И тут началось! «Ариаке-Мару» был освещен прожектором миноносца и обстрелян им («Решительный»), в том числе самодвижущимися минами Уайтхеда. Обе попали в транспорт, но из-за своего плавучего груза он лишь немного осел в воде и чуть снизил скорость (на самом деле «Решительный» так и не сумел сблизиться на торпедный выстрел, транспорт, по-видимому, подорвался на первой и третьей линиях мин крепостного заграждения).

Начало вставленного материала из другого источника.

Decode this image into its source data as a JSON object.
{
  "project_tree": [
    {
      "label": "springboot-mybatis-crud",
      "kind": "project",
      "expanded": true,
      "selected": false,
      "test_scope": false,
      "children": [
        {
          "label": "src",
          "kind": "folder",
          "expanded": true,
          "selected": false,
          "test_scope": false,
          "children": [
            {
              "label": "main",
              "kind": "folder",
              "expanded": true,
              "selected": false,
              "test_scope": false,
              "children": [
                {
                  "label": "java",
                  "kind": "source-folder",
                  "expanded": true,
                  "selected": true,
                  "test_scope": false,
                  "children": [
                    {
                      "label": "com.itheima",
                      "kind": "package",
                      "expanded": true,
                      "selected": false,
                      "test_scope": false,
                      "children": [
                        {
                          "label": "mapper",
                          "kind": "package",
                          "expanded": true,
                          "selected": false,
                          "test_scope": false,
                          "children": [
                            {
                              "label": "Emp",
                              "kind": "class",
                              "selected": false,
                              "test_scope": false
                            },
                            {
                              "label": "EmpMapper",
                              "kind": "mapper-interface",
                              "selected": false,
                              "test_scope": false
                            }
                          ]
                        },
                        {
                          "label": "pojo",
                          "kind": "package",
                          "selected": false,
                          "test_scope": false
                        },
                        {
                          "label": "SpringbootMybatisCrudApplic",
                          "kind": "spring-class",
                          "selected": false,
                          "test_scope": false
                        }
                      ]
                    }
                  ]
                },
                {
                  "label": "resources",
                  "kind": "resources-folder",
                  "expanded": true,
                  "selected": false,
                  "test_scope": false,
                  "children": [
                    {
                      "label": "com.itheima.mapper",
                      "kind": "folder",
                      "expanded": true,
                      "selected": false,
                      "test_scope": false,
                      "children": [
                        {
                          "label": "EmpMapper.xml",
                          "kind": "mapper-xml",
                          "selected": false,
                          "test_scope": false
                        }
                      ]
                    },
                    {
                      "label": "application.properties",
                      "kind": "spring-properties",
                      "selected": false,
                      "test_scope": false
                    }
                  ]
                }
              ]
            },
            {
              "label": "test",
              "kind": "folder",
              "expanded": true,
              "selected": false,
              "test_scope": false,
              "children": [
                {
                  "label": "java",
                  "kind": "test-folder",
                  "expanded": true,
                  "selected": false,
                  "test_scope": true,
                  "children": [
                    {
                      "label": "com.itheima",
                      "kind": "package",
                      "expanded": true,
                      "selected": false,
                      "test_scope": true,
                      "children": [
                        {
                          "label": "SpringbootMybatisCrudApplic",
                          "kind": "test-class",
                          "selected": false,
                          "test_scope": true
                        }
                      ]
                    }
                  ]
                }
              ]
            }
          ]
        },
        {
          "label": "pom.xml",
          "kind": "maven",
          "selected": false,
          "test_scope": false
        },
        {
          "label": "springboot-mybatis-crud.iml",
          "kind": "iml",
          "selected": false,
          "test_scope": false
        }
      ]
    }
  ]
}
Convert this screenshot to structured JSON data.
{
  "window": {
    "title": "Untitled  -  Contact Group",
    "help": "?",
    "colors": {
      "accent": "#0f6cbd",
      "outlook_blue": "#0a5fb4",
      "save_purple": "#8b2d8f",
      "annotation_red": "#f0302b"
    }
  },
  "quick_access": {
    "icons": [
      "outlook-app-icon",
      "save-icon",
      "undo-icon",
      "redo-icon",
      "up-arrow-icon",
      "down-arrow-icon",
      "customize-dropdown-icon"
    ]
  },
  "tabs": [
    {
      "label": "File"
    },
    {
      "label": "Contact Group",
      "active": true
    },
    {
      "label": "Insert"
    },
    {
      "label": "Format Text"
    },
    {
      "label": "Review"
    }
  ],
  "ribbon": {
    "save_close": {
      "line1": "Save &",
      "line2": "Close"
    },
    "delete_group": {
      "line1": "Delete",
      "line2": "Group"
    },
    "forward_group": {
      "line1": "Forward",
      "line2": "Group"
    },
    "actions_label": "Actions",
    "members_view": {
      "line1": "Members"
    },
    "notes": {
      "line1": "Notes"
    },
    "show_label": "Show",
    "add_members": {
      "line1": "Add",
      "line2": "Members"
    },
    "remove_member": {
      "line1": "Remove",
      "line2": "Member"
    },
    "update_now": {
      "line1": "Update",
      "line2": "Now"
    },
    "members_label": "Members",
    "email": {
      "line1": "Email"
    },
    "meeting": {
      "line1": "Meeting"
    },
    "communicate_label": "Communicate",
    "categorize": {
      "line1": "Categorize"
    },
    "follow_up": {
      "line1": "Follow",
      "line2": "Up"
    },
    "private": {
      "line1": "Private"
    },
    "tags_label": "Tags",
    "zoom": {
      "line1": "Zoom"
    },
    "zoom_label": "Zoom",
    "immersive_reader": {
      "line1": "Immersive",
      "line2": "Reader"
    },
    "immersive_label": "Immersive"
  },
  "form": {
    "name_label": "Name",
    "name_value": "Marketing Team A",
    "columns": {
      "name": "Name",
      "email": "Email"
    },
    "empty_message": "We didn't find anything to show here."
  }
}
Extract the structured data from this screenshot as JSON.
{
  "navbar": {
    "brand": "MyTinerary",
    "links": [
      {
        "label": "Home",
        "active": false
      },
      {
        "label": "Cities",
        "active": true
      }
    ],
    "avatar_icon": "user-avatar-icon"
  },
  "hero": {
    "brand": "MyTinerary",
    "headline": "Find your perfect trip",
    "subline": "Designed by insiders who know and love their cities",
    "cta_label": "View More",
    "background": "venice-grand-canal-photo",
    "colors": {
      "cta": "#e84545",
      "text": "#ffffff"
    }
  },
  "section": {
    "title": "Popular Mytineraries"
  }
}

Наш «Фусо», в свою очередь, а также «Конго» и «Хией», открыли ураганный огонь по русскому миноносцу. По-видимому, наши снаряды нанесли ему смертельные повреждения, так как он резко ослабил огонь, снизил скорость, потушил прожектор и окутался паром. Оглашая весь рейд ревом сирены, по-видимому, из-за ее повреждения, он повернул к берегу и вскоре скрылся из вида. (На самом деле на «Решительном» были повреждены паропроводы, он почти потерял ход и обесточился, поэтому и погас прожектор. Командир принял решение на остатках пара уходить к берегу и там во избежание затопления выброситься на мель. Сирена использовалась для привлечения внимания береговых батарей к прорыву брандеров.) Внезапно рев сирены прекратился, видимо, миноносец затонул (просто стравил пар).
Наши дестроеры выскочили из-за корпуса «Фусо», где они притаились, чтобы добить наглого противника, но в это время были освещены прожекторами еще трех-четырех русских миноносцев и вступили с ними в перестрелку, уводя полным ходом их от нашего отряда – и русские клюнули на приманку! Они не поняли, где главная угроза для них, и увязались в погоню за нашими дестроерами, которым ничем серьезным это не грозило. Наши истребители были сильнее русских по артиллерии, быстрее, а экипажи опытнее и храбрее. Кроме того, нас было больше (в условиях плохой видимости японцы сначала приняли «Новик» за миноносец, что было для них фатальным, русские истребители уже были довооружены кормовой 75-миллиметровой пушкой и в артиллерийском отношении не уступали японцам, кратковременно русские истребители могли развивать скорость, не уступающую японцам; сравнивать же храбрость экипажей вообще бессмысленно – и с той, и с другой стороны было явлено немало примеров беспримерной отваги и самопожертвования).
Примерно в это же время включился мощный прожектор Электрического утеса, заливая все своим светом и слепя наших комендоров. Но русские опять, как они выражаются, наступили на те же грабли: батарея Электрического утеса (батарея № 15, пять 10-дюймовых орудий и два 57-миллиметровых пристрелочных Норденфельда) открыла огонь по головному непотопляемому «Ариаке-Мару», стреляя, по-видимому, бронебойными снарядами, так как взрывов не было видно (первые 4 залпа были действительно сделаны бронебойными снарядами, после чего батарея перешла на стрельбу фугасными снарядами).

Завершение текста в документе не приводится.